If we were to abstract the ratings system from Discourse, add an API that lets it take different variables (starting with various metadata about users and posts within Discourse), and add a pluggable analytics dashboard that let teachers and other participants experiment with different types of filters, we would have a reasonably rich environment for a cMOOC. It would support large-scale conversations that could be linked to specific pieces of curricular content (or not). It would help people find more helpful comments and more helpful commenters. It could begin to provide some fairly rich community-powered but analytics-enriched evaluations of both of these.
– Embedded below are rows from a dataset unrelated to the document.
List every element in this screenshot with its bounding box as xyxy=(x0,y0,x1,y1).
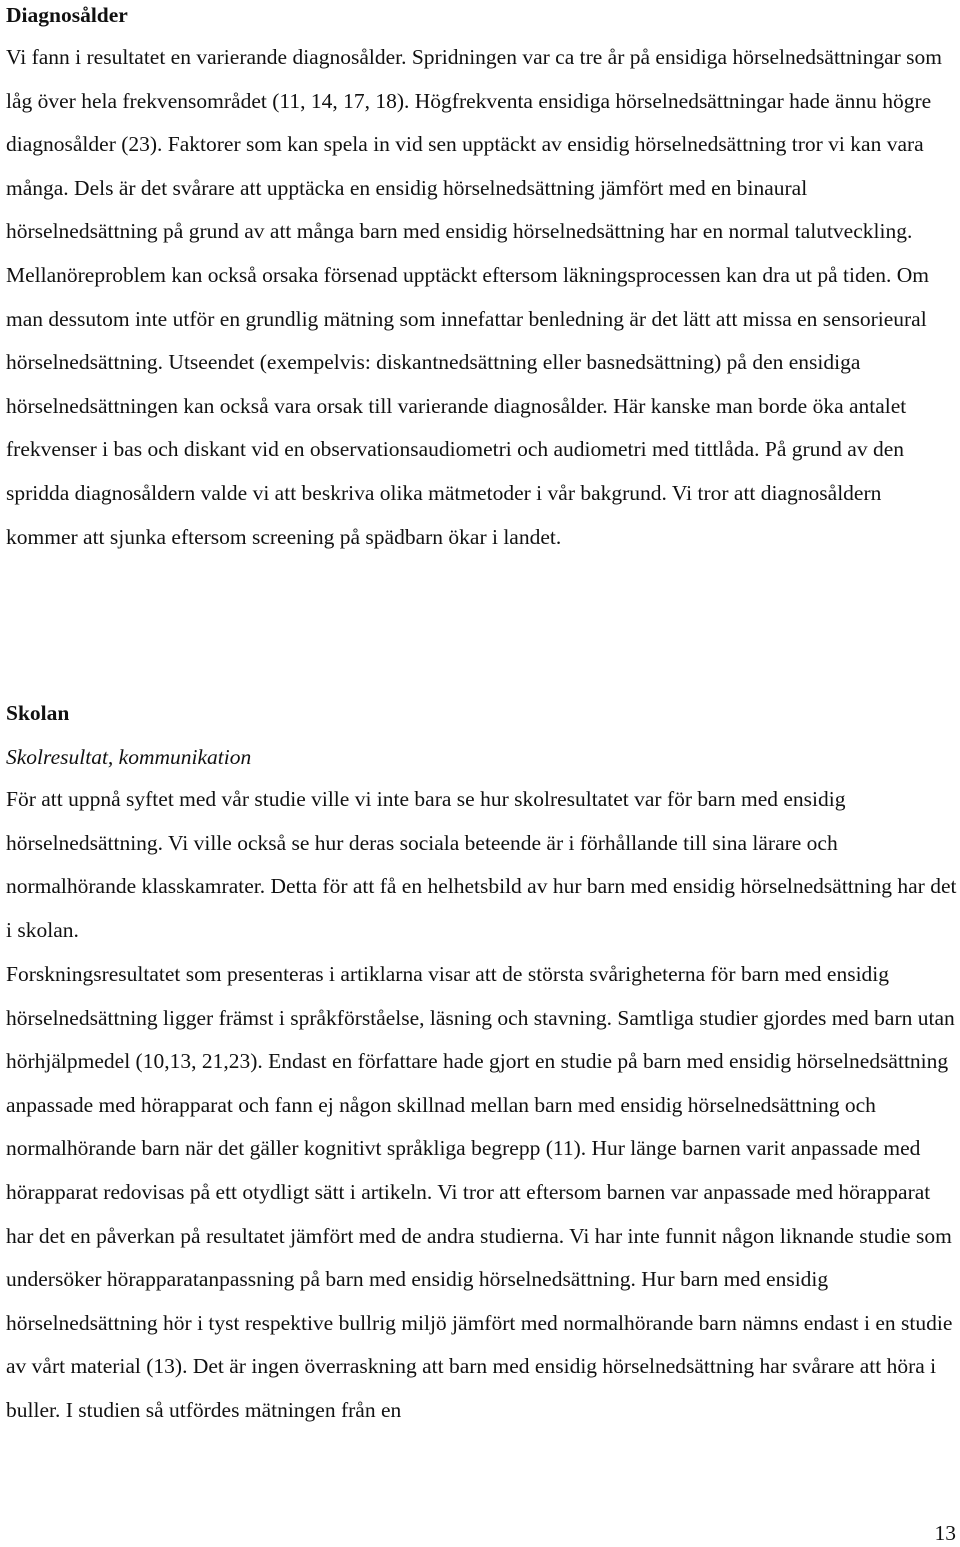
section-heading-skolan: Skolan xyxy=(6,701,70,725)
body-paragraph-forskningsresultat: Forskningsresultatet som presenteras i artiklarna visar att de största svårigheterna för barn med ensidig hörselnedsättning ligger främst i språkförståelse, läsning och stavning. Samtliga studier gjordes med barn utan hörhjälpmedel (10,13, 21,23). Endast en författare hade gjort en studie på barn med ensidig hörselnedsättning anpassade med hörapparat och fann ej någon skillnad mellan barn med ensidig hörselnedsättning och normalhörande barn när det gäller kognitivt språkliga begrepp (11). Hur länge barnen varit anpassade med hörapparat redovisas på ett otydligt sätt i artikeln. Vi tror att eftersom barnen var anpassade med hörapparat har det en påverkan på resultatet jämfört med de andra studierna. Vi har inte funnit någon liknande studie som undersöker hörapparatanpassning på barn med ensidig hörselnedsättning. Hur barn med ensidig hörselnedsättning hör i tyst respektive bullrig miljö jämfört med normalhörande barn nämns endast i en studie av vårt material (13). Det är ingen överraskning att barn med ensidig hörselnedsättning har svårare att höra i buller. I studien så utfördes mätningen från en xyxy=(6,962,955,1422)
body-paragraph-diagnosalder: Vi fann i resultatet en varierande diagnosålder. Spridningen var ca tre år på ensidiga hörselnedsättningar som låg över hela frekvensområdet (11, 14, 17, 18). Högfrekventa ensidiga hörselnedsättningar hade ännu högre diagnosålder (23). Faktorer som kan spela in vid sen upptäckt av ensidig hörselnedsättning tror vi kan vara många. Dels är det svårare att upptäcka en ensidig hörselnedsättning jämfört med en binaural hörselnedsättning på grund av att många barn med ensidig hörselnedsättning har en normal talutveckling. Mellanöreproblem kan också orsaka försenad upptäckt eftersom läkningsprocessen kan dra ut på tiden. Om man dessutom inte utför en grundlig mätning som innefattar benledning är det lätt att missa en sensorieural hörselnedsättning. Utseendet (exempelvis: diskantnedsättning eller basnedsättning) på den ensidiga hörselnedsättningen kan också vara orsak till varierande diagnosålder. Här kanske man borde öka antalet frekvenser i bas och diskant vid en observationsaudiometri och audiometri med tittlåda. På grund av den spridda diagnosåldern valde vi att beskriva olika mätmetoder i vår bakgrund. Vi tror att diagnosåldern kommer att sjunka eftersom screening på spädbarn ökar i landet. xyxy=(6,45,943,549)
subsection-heading-skolresultat: Skolresultat, kommunikation xyxy=(6,745,252,769)
page-number: 13 xyxy=(934,1521,956,1545)
body-paragraph-syfte: För att uppnå syftet med vår studie ville vi inte bara se hur skolresultatet var för barn med ensidig hörselnedsättning. Vi ville också se hur deras sociala beteende är i förhållande till sina lärare och normalhörande klasskamrater. Detta för att få en helhetsbild av hur barn med ensidig hörselnedsättning har det i skolan. xyxy=(6,787,957,942)
section-heading-diagnosalder: Diagnosålder xyxy=(6,3,128,27)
And, in our particular use case, since we would be talking about analytics-enriched personalized learning products and strategies, having some sort of pluggable analytics that are not hidden by a black box could give participants more hands-on experience with how analytics can work in a class situation, what they do well, what they don’t do well, and how you should manage them as a teacher. There are some additional changes we’d need to make in order to bring the system up to snuff for traditional certification courses, but I’ll save those details for part 5.